Allgemeine Berichte | 23.03.2016

In Eigenleistung entsteht auf dem ehemaligen Kreativspielplatz in Kettig ein Dirtbikepark

Ein Leuchtturmprojekt Jugendlicher

15 bis 20 junge Leute schuften in den Ferien jeden Tag am Kettiger Bach – Ortsbürgermeister ist hellauf begeistert

Trotz der Arbeiten ist an einer Stelle schon Dirtjump möglich, über den auch Ortsbürgermeister Peter Moskopp staunt. HEP

Kettig. Jugendliche sitzen nur an PC oder Tablet, spielen und chatten in sozialen Netzwerken.
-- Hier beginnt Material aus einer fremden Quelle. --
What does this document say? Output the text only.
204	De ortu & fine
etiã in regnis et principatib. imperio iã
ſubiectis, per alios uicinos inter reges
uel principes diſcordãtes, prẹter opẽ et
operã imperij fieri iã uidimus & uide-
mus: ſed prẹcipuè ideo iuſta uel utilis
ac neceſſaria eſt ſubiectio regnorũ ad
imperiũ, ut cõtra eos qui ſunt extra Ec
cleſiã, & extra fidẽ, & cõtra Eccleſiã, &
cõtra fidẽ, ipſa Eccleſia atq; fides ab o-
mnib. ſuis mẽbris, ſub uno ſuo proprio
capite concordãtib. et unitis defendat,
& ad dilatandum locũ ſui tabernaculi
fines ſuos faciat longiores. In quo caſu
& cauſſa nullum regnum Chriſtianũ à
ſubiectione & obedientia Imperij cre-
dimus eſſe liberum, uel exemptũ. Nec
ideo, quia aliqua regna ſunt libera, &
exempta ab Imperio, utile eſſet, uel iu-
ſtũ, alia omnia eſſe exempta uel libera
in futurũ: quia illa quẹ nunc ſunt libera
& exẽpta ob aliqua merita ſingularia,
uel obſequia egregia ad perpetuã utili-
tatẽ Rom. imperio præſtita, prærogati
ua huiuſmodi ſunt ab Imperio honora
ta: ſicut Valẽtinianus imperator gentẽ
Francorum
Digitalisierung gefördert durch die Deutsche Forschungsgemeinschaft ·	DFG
Wer dies glaubt, sollte einmal an den Kettiger Bach  fahren, denn dort zeigen Jugendliche, die mit Schaufeln, Spaten und Hacken schuften, dass dieses Vorurteil nicht stimmt. Auf dem ehemaligen Kreativspielplatz „In der Pfütze“ bauen die Jugendlichen sich einen Dirtpark. Der Name kommt von den sogenannten Dirtbikes (Schmutzfahrräder). Diese kleinen, extrem stabilen Mountainbikes werden eingesetzt zum „Dirtjump“ (Sprung), und dazu ist natürlich entsprechendes Gelände erforderlich.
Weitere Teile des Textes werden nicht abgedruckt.